Gavel (Courtesy photo)

Gavel (Courtesy photo)

Alaska Voices: Vote to retain Justice Susan Carney

Justice Carney has devoted her entire career to public service.

  • Amanda Metivier Barb Malchick
  • Monday, October 19, 2020 5:32pm
  • Opinion

Justice Susan Carney is a strong advocate for youth and families, and for fairness, and she deserves a “yes” vote for retention on the November ballot.

You should know a little about her as you cast your ballot on her judicial retention. Justice Carney grew up in a working-class family in Massachusetts. She relied on work and earned scholarships to put herself through college and law school, where she found time to volunteer at a homeless shelter, before moving to Alaska in 1987. She has been married for nearly 30 years and she and her husband Pete are proud parents of two wonderful adopted children.

Justice Carney has devoted her entire career to public service. After law school, she clerked for the Alaska Supreme Court, after which she began her lengthy career at the Public Defender Agency and then the Office of Public Advocacy. She served in a variety of roles, including as a guardian ad litem for children and youth and as an attorney for parents involved in child protection cases. Many of her clients lived in rural areas of the state, giving her insight into issues important to the Alaska Native community. Justice Carney’s extensive knowledge and experience with the child protection system from all perspectives is unique on the Supreme Court and serves the Court well.

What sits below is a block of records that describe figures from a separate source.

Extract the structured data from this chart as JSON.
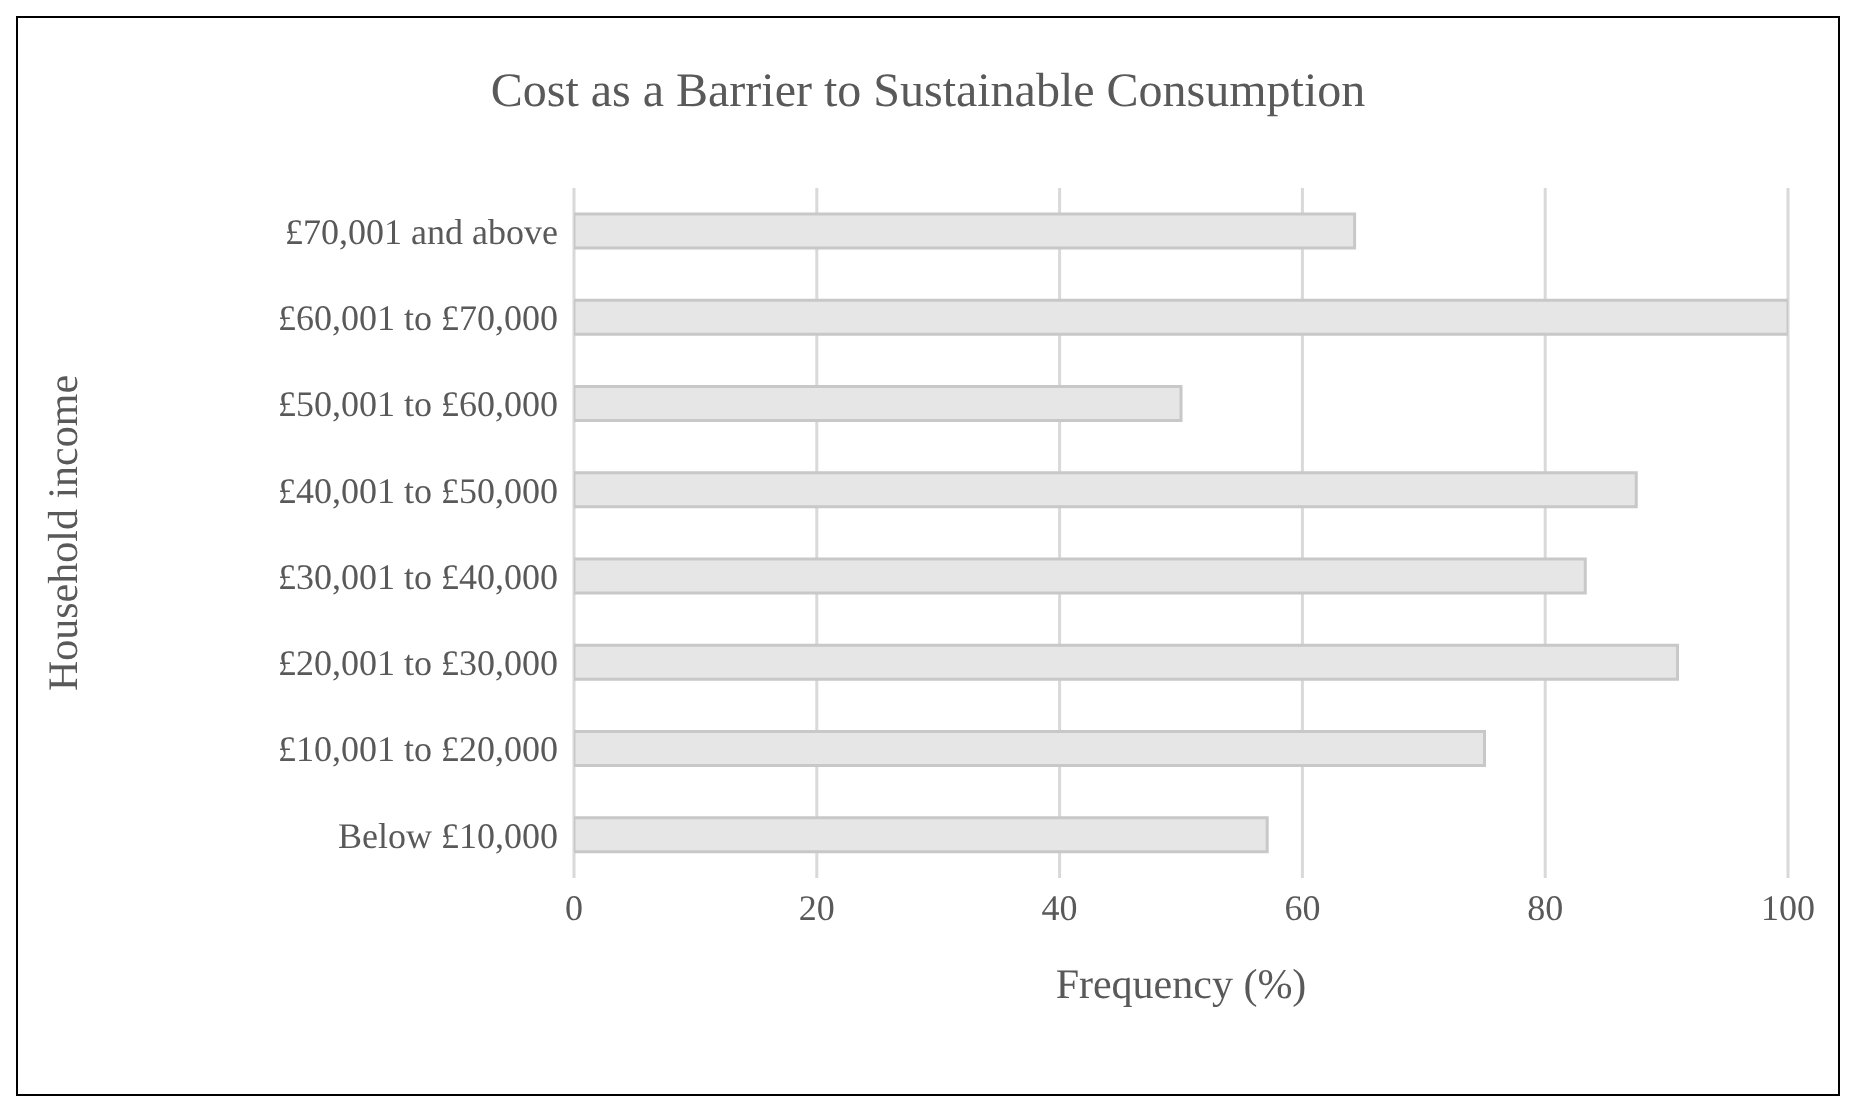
{
  "chart_data": {
    "type": "bar",
    "orientation": "horizontal",
    "title": "Cost as a Barrier to Sustainable Consumption",
    "xlabel": "Frequency (%)",
    "ylabel": "Household income",
    "categories": [
      "£70,001 and above",
      "£60,001 to £70,000",
      "£50,001 to £60,000",
      "£40,001 to £50,000",
      "£30,001 to £40,000",
      "£20,001 to £30,000",
      "£10,001 to £20,000",
      "Below £10,000"
    ],
    "values": [
      64.3,
      100,
      50,
      87.5,
      83.3,
      90.9,
      75,
      57.1
    ],
    "color": "#e6e6e6",
    "xlim": [
      0,
      100
    ],
    "xticks": [
      0,
      20,
      40,
      60,
      80,
      100
    ],
    "grid": "x"
  }
}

Community involvement has continued to be an important part of Justice Carney’s life since her appointment to the Supreme Court. Near and dear to our hearts, Justice Carney has shown a particular interest in Facing Foster Care in Alaska (FFCA), the nonprofit organization made up of current and former foster youth who advocate for improving the foster care system and provide education to judges and other professionals involved in the child welfare system. She has taken every opportunity to engage with and listen to stories from current and former foster youth from FFCA. Last fall a group of foster youth shared their lived-experiences about life in foster care on a panel for legal professionals. After hearing one young woman’s experience and goal of becoming an attorney, Justice Carney took her to lunch for an opportunity to get to know her and encourage her to continue to pursue her dreams of becoming an attorney and advocating for racial equity. That young person is now studying for the LSAT.

We have worked with Justice Carney and a group of professionals on the Alaska Supreme Court Child in Need of Aid (CINA) Rules Committee that she chairs, focusing on efforts to strengthen the voices of children and youth in their own CINA cases. Her devotion to children and families is obvious.

Those who know Justice Carney well know that she is intelligent, thoughtful, selfless and compassionate. She knows from her life that courts are not just for the wealthy, and that all deserve fairness regardless of their privilege or wealth. She’s known as an exceptional, fair justice who checks her personal and religious views at the courthouse door.

The Alaska Judicial Council, a nonpartisan citizen run organization that meticulously evaluates all Alaska judges and their performance, has unanimously recommended that Justice Carney be retained in this year’s election. Please join us in voting “yes” for Justice Carney.

Amanda Metivier is a co-founder and director of FFCA. She is a former foster youth and has been a foster parent for over a decade. She has been leading child welfare reform efforts in Alaska for 17 years.

Barb Malchick is on the board of directors of FFCA and is a former guardian ad litem and supervising attorney at the Office of Public Advocacy. She first met Justice Carney when they played on the same basketball team in 1988, and they were colleagues in sister offices of OPA for many years.